Okay, this is where I think the misunderstanding is. When I posited the variable r, I posited it to mean the probability of correctly guessing the intersection. In other words, you receive information at that point such that it moves your estimate of which intersection you're at, accounting for other inferences you may have made about the problem, including from examining it from the outside and setting your p, to r. So the way the r is defined, it screens off knowledge gained from deciding to use p and q.
Now, this might not be a particularly relevant generalization of the problem, I now grant that. But under the premises, it's correct. A better generalization would be to find out your probability distribution across X and Y (given your choice of p), and then assume someone gives you b bits of evidence (decrease in the KL Divergence of your estimate from the true distribution), and find the best strategy from there.
And for that matter Wei_Dai's solution, given his way of incorporating partial knowledge of one's intersection, is also correct, and also probably not the best way to generalize the problem because it basically asks, "what strategy should you pick, given that you have a probably t of not being an absent-minded driver, and a probability 1 - t of being an absent-minded driver?"

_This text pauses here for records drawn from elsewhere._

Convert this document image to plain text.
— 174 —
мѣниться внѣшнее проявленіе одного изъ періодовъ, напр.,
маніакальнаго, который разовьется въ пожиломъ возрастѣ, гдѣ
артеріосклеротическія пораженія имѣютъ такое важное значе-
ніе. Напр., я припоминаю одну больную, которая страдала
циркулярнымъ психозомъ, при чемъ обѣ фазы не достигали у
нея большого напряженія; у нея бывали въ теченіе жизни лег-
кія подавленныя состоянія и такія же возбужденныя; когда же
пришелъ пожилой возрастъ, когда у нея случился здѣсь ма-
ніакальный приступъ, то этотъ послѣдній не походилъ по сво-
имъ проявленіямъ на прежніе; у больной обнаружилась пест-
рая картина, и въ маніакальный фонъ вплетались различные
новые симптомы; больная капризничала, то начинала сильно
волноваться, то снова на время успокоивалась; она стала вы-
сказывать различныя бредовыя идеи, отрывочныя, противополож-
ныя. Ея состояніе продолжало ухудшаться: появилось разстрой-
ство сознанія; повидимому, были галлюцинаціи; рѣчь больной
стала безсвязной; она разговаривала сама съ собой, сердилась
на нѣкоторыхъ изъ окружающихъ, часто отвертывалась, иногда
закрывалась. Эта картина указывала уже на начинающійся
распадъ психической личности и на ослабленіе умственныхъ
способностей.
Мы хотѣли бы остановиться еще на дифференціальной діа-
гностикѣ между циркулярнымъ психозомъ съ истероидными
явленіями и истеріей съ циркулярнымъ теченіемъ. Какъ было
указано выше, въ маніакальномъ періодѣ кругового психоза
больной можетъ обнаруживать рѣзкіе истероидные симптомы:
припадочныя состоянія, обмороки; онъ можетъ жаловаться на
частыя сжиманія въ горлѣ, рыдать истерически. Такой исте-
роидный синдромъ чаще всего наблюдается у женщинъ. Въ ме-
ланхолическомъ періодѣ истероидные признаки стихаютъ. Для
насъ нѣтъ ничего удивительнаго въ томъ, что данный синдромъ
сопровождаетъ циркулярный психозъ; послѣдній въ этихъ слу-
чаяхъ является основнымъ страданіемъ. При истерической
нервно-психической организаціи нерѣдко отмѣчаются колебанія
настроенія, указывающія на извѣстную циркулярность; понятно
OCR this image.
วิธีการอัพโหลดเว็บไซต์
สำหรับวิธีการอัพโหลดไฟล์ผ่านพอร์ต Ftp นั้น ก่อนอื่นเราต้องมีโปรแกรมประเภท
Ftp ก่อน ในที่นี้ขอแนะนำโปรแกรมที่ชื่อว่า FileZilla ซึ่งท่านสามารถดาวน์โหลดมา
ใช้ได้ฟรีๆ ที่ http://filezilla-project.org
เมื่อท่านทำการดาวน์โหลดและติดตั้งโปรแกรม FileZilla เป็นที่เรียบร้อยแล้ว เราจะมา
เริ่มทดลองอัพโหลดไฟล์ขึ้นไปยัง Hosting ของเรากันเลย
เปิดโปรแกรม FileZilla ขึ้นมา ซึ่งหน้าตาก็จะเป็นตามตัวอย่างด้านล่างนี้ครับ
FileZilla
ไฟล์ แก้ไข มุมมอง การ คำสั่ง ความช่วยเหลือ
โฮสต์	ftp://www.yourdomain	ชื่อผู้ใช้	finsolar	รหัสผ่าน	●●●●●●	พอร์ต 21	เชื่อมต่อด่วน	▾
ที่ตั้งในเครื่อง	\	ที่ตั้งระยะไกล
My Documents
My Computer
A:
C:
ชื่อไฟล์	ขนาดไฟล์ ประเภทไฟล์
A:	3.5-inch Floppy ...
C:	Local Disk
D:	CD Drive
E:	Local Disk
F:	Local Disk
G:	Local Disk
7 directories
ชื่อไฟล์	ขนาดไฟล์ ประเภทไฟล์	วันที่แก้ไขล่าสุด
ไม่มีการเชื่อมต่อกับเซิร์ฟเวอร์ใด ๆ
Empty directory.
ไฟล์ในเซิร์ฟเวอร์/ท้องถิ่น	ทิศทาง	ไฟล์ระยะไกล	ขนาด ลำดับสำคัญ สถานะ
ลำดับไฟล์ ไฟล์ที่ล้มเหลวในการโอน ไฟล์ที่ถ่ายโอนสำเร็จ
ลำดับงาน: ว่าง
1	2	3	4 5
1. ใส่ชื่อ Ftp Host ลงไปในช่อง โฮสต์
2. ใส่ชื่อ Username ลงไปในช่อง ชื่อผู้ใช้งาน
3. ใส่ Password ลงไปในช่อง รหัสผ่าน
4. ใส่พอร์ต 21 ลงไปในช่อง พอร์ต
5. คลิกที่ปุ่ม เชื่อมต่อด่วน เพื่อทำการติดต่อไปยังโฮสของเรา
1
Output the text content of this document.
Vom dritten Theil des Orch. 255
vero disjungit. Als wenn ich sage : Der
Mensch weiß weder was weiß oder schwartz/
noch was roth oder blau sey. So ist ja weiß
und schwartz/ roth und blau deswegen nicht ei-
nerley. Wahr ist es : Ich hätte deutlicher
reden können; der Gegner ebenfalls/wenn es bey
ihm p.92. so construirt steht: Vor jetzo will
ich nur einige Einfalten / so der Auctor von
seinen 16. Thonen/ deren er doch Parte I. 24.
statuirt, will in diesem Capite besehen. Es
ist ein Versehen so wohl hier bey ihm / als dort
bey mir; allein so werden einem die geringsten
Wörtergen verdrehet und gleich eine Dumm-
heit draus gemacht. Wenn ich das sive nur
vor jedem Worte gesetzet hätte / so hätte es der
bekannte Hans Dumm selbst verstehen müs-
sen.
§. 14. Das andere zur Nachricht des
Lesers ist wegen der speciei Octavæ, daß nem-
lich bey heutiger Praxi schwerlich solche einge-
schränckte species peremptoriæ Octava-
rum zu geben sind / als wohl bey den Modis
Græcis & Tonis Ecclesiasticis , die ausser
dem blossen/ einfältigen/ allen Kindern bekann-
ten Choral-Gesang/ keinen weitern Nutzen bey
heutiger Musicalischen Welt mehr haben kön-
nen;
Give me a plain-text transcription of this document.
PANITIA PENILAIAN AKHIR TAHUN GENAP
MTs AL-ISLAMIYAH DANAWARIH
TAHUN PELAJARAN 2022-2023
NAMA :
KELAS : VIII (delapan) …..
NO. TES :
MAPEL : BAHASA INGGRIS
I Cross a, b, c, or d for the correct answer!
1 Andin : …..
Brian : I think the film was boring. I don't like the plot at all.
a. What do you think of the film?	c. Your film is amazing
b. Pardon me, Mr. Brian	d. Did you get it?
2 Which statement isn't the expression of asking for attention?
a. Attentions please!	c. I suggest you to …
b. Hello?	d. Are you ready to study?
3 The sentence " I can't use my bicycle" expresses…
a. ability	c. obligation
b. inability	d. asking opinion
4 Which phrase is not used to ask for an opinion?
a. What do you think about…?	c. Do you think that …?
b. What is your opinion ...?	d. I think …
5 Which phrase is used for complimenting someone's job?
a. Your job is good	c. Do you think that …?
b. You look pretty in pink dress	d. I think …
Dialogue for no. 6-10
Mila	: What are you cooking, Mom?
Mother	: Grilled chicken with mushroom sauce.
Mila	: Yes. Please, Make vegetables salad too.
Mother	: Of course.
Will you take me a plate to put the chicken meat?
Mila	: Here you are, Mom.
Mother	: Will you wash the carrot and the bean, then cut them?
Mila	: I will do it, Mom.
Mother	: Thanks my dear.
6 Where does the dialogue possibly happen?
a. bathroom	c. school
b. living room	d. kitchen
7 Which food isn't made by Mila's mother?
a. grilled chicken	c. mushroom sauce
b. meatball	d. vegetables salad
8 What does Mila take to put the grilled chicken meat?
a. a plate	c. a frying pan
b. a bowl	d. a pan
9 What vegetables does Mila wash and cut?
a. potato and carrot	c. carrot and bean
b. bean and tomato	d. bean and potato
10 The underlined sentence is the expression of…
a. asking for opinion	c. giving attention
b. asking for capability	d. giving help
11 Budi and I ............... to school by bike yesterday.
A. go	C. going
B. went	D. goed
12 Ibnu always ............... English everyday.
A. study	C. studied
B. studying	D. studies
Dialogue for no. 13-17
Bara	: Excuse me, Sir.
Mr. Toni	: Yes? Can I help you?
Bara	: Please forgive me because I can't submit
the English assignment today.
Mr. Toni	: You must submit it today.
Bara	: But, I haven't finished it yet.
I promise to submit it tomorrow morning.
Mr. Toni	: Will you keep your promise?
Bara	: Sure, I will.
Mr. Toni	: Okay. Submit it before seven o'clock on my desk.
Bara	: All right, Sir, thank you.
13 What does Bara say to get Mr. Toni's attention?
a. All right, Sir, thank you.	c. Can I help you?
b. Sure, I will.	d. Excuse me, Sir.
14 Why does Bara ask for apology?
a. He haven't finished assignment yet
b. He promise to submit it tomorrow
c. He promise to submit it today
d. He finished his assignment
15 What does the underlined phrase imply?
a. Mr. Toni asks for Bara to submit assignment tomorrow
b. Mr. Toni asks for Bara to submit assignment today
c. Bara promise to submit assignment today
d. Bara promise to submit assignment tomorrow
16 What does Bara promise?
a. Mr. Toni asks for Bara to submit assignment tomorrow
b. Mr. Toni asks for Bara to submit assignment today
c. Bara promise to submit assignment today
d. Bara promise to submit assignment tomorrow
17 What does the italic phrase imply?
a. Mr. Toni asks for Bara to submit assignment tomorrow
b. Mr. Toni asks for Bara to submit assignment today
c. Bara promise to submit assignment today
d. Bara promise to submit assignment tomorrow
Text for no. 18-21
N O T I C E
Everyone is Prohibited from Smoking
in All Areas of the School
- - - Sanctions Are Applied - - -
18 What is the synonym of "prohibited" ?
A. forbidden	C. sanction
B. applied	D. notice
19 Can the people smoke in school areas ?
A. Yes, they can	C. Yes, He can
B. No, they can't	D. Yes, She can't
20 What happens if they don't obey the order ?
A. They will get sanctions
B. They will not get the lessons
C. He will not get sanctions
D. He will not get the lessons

Thanks, this clarifies the state of the discussion. I was basically arguing against the assertion that it was not.
I don't think I understand this. The resulting agent is always stateless, so it is always an absent-minded driver.
Are you looking for a way of incorporating information "on-the-fly" that the original strategy couldn't account for? I could be missing something, but I don't see how this is possible. In order for some hint H to function as useful information, you need to have estimates for P(H|X) and P(H|Y) ahead of time. But with these estimates on hand, you'll have already incorporated them into your strategy. Therefore, your reaction to the observation of H or the lack thereof is already determined. And since the agent is stateless, the observation can't affect anything beyond that decision.
It seems that there is just "no room" for additional information to enter this problem except from the outside.